Meskipun begitu,saya juga merasakan perjuangan para pendaki untuk mencapai
puncak,hanya dalam bentuk yang lebih mudah : mengalahkan ratusan anak tangga. Dan
kemudian diganjar pemandangan indah dari puncaknya.
Kunjugan sebelumnya saya berbekal pengharapan besar untuk
dapat menyaksikan fajar terbangun dan menyapa bumi. Ada kupu-kupu menari-nari
di perut saya. Sel-sel retina saya bersiap menangkap warna-warna ajaib yang
mengiringi sang fajar. Bukan hari keberuntungan saya kala itu. Kabut
menghalangi segalanya dan kupu-kupu di perut saya ikut mati. Saya masih
memimpikan menyaksikan sunrise dengan
khidmat di puncak gunung.
Nyatanya mentari pun enggan muncul setiba saya di Penanjakan View Point! Saya memantapkan kaki melangkah menuju pendoponya. Tempat ini lebih
tinggi dari puncak Bromo menurut saya. Kumparan kabut menyambut saya ketika
itu. Tidak ada yang bisa dilihat dari sana. Bromo dan keindahan di sekitarnya
tidak tampak. Putih. Barangkali hidup seperti ini,ketika sesuatu yang tidak
menyenangkan terjadi,kita mungkin hanya merasakan dinginnya kabut,deru angin
yang bertiup cukup kencang untuk makin membuat tubuh menggigil dan hanya
melihat kumparan putih yang menggantung tidak jauh dari puncak kepala kita.
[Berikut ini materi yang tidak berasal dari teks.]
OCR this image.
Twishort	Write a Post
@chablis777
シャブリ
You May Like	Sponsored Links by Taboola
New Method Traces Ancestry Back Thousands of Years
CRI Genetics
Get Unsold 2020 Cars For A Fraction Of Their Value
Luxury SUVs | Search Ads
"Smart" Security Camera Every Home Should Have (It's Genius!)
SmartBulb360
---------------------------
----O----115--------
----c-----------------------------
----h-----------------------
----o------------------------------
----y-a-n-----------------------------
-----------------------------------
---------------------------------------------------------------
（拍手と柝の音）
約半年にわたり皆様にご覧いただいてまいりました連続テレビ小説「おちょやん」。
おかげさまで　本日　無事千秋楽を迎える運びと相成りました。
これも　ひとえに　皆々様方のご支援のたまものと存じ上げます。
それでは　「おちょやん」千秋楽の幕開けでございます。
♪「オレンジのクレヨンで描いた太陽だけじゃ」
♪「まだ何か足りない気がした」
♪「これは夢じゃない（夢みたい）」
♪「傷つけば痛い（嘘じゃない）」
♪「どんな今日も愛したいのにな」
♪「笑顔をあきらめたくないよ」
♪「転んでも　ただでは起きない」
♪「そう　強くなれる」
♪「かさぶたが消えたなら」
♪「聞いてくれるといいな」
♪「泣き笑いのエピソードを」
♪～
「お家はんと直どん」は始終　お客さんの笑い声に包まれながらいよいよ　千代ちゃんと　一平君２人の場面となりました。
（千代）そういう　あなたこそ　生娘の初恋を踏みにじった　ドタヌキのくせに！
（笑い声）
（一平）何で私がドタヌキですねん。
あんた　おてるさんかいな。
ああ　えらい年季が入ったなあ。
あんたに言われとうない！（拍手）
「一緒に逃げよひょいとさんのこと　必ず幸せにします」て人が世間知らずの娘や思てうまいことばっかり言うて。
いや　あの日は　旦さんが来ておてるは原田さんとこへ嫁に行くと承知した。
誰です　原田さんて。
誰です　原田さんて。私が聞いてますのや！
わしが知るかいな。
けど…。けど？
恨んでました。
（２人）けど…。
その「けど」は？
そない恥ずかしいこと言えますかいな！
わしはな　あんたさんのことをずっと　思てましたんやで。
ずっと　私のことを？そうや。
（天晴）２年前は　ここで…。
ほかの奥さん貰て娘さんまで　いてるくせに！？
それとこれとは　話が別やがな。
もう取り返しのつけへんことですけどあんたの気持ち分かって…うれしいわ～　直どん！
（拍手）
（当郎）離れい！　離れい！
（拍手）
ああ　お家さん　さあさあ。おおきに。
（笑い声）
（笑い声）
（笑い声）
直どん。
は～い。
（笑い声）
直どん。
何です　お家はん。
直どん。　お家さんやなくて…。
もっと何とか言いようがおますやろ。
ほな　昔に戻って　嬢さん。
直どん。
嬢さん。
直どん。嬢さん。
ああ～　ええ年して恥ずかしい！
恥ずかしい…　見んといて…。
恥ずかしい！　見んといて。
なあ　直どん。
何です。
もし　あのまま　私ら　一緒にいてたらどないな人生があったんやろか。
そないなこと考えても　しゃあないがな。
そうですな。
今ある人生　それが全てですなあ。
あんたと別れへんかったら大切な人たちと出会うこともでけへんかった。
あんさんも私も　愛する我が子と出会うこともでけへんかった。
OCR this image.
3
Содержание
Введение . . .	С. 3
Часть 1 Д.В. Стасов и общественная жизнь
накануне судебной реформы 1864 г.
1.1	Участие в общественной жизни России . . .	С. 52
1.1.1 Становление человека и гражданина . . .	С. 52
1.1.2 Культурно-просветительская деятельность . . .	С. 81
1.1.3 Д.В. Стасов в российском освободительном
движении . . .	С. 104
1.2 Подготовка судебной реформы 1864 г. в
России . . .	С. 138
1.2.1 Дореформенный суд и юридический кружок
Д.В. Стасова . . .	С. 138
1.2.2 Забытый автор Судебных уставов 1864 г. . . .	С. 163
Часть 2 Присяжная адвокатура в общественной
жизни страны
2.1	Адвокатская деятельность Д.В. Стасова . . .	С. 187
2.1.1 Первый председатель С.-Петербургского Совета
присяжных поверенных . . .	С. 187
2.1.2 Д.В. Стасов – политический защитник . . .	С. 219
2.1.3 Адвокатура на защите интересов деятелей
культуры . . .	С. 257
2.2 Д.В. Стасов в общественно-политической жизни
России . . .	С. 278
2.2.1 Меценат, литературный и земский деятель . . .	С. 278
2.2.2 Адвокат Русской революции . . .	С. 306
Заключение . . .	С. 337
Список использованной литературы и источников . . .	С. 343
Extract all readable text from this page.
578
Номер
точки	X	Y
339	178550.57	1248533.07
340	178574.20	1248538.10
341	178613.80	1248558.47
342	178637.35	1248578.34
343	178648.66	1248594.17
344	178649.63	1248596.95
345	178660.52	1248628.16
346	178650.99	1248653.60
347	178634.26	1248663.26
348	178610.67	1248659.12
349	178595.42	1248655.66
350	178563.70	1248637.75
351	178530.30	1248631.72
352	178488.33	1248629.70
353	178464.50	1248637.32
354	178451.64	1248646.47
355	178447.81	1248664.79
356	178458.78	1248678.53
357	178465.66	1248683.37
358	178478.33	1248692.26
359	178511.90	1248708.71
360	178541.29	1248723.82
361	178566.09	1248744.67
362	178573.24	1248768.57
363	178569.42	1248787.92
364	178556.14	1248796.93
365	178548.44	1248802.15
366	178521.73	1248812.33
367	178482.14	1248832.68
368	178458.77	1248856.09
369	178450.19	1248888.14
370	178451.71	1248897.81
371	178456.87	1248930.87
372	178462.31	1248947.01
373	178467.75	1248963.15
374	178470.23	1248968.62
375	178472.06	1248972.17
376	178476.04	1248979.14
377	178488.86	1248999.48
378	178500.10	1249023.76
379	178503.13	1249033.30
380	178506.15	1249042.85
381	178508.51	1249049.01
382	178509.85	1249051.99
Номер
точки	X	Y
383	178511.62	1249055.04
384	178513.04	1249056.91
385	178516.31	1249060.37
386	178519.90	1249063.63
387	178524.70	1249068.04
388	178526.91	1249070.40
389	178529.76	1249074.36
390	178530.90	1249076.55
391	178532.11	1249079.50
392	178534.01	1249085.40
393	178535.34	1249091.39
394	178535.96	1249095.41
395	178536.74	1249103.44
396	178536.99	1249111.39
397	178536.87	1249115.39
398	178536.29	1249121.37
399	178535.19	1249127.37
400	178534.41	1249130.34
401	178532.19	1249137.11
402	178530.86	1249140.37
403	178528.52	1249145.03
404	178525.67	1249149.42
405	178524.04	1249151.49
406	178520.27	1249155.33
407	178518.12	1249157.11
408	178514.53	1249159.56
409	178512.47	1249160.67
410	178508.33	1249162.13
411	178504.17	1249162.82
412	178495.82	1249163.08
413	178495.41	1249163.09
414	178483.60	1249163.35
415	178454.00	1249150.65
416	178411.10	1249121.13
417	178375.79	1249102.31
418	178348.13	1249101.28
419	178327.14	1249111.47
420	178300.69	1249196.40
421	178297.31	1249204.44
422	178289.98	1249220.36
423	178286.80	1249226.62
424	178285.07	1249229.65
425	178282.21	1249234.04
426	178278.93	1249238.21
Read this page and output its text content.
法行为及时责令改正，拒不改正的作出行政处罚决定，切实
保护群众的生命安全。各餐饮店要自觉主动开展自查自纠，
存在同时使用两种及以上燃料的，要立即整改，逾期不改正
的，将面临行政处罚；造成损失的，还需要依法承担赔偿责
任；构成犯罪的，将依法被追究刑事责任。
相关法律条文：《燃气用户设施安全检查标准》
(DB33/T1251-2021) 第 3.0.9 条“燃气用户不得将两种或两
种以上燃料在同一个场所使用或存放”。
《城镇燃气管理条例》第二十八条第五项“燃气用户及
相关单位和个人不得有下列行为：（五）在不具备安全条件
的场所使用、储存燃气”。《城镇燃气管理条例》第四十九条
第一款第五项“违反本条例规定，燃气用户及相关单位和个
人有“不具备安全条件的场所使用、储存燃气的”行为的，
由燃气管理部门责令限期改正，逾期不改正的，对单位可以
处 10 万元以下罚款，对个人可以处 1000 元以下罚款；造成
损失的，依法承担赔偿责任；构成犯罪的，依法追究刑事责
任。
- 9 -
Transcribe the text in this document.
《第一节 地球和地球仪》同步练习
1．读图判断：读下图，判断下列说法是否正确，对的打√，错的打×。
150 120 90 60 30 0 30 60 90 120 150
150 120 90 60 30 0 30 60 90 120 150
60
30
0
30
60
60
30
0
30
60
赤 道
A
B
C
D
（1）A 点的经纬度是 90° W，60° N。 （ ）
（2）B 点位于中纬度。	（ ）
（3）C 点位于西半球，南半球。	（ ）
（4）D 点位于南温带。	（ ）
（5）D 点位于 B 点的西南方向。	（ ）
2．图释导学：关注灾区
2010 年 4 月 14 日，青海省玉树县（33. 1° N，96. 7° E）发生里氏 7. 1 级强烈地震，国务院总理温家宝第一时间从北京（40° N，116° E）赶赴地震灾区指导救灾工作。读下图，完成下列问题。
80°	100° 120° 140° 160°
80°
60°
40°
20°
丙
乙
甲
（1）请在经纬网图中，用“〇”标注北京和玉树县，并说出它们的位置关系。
Tapi,andai kita lebih memilih untuk bersabar menunggu hingga kabut pergi atau
berpikiran positif seperti sinar mentari yang tiba-tiba menyeruak membubarkan
kumparan mengganggu itu,mata kita akan menemukan keindahan yang lebih
menyehatkan sel-sel retina kita. Tuhan punya sesuatu yang indah dibalik itu
semua.
Meskipun View Point dipenuhi kabut,dan sempat menggigil
kedinginan disana,saya lebih memilih ini daripada menggigil kedinginan di dalam mall.